La norma regula también la exclusión, que puede iniciarse de oficio o a solicitud de la empresa. En la exclusión de oficio, se tiene en cuenta el precio o el coste del tratamiento frente a alternativas comparables y, si existen opciones equivalentes a menor coste, se abre un procedimiento con notificación y fase de alegaciones.

Si se acuerda la exclusión, su efecto para la facturación al SNS se produce a los tres meses, contando desde el primer día del mes siguiente a la notificación. Desde la notificación, se limita la comercialización de productos que mantengan el cupón precinto de financiado, reforzando el control del circuito.

Precios y márgenes

Uno de los puntos más sensibles del Real Decreto es la fijación de márgenes. El texto establece que el precio de venta al público se calcula agregando el precio industrial máximo y los márgenes de distribución y dispensación, además de los impuestos.

En cuanto a márgenes, se fijan dos tramos. Para productos con precio industrial máximo igual o inferior a 59 euros, el margen de distribución es del 6% y el de dispensación en farmacia del 21% (ambos sobre precios sin impuestos). Para productos por encima de 59 euros, los márgenes pasan a ser por envase: 3,77 euros para distribución y 16,69 euros para dispensación.

Reglas de dispensación, sustitución y aportación del usuario

El Real Decreto regula la dispensación en farmacia con una regla de sustitución cuando el producto pertenece a una agrupación homogénea y supera el 'precio menor': en ese caso, se dispensará el de precio más bajo. Solo de forma excepcional (por desabastecimiento o urgente necesidad) se permite sustituir por un producto similar de igual o menor precio, informando al paciente.

También, concreta la emisión de recibo en cada dispensación y encuadra los tratamientos de datos personales bajo la normativa de protección de datos. Sobre la aportación, diferencia grupos de aportación normal y reducida, con topes y reglas alineadas con el marco general de la prestación farmacéutica.

Entrada en vigor y transición hasta 2028

La norma entra en vigor el 1 de julio siguiente a su publicación.

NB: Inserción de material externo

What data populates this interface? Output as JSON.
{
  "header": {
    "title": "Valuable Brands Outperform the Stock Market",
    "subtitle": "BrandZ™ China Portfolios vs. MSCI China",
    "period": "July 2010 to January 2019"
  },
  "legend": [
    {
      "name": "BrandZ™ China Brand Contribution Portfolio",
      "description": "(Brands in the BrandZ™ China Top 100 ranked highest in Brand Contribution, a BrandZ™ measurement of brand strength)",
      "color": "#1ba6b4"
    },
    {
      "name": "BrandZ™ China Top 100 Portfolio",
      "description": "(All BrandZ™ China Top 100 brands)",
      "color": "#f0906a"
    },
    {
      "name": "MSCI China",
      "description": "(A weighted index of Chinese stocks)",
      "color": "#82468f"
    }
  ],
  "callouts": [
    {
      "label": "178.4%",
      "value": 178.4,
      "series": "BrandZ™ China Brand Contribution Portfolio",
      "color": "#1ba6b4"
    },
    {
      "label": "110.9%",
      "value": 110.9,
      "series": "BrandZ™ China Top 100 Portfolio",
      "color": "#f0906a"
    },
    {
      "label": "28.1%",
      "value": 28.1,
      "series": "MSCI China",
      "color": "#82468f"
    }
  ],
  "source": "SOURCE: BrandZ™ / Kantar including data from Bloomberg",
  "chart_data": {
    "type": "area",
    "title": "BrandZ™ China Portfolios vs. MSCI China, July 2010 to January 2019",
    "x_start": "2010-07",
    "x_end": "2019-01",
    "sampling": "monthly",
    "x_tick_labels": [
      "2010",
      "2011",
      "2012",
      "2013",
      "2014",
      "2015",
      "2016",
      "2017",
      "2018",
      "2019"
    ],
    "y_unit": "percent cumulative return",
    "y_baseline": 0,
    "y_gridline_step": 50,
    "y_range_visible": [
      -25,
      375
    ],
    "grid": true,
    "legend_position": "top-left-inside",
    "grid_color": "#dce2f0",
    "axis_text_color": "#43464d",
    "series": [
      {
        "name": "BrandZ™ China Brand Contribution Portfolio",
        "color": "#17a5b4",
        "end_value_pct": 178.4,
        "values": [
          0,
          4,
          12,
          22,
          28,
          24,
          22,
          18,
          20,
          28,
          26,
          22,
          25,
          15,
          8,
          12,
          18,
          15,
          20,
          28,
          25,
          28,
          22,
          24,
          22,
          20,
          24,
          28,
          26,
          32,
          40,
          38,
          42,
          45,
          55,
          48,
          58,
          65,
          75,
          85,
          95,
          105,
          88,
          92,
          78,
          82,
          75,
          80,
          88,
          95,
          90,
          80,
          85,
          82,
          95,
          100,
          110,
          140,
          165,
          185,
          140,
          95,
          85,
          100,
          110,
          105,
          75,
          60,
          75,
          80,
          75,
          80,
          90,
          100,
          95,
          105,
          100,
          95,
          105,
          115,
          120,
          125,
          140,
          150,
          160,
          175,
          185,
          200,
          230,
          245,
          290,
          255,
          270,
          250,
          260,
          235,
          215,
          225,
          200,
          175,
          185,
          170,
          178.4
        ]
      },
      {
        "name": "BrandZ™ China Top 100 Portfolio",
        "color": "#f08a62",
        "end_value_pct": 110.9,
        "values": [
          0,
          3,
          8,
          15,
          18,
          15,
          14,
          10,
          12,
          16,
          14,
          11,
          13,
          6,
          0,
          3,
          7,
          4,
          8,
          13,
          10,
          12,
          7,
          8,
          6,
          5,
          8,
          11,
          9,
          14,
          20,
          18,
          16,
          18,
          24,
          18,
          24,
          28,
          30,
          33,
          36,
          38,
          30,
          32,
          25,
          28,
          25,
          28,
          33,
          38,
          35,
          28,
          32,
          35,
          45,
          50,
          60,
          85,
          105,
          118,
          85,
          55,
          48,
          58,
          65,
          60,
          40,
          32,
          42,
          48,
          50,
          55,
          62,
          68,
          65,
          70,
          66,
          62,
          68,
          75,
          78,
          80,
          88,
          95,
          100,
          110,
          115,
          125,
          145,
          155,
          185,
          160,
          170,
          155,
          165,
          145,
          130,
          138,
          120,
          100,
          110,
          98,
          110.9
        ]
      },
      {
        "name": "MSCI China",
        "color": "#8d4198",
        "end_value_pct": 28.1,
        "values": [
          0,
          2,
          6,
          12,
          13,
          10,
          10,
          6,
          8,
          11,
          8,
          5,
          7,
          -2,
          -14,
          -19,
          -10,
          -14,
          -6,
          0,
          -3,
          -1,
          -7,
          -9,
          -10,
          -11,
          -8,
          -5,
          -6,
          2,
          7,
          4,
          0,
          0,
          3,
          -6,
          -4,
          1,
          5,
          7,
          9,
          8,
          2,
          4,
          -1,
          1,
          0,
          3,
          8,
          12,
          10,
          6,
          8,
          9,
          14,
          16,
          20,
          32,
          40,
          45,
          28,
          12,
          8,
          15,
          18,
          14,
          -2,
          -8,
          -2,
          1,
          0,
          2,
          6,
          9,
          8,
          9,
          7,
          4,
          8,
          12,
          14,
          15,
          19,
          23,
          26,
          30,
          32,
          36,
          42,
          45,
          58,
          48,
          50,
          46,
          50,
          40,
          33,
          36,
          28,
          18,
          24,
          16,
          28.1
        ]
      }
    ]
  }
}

Sin embargo, la aplicación de los nuevos márgenes y del precio industrial máximo para productos ya incluidos se despliega por periodos y grupos, con un calendario que se extiende hasta 2028.

Además, se habilita que determinados criterios específicos de evaluación y de fijación de precio se desarrollen en el plazo de doce meses desde la entrada en vigor. Y se prevé un análisis bienal de la evolución de precios y márgenes, con posibilidad de actualización mediante orden ministerial y acuerdo económico previo.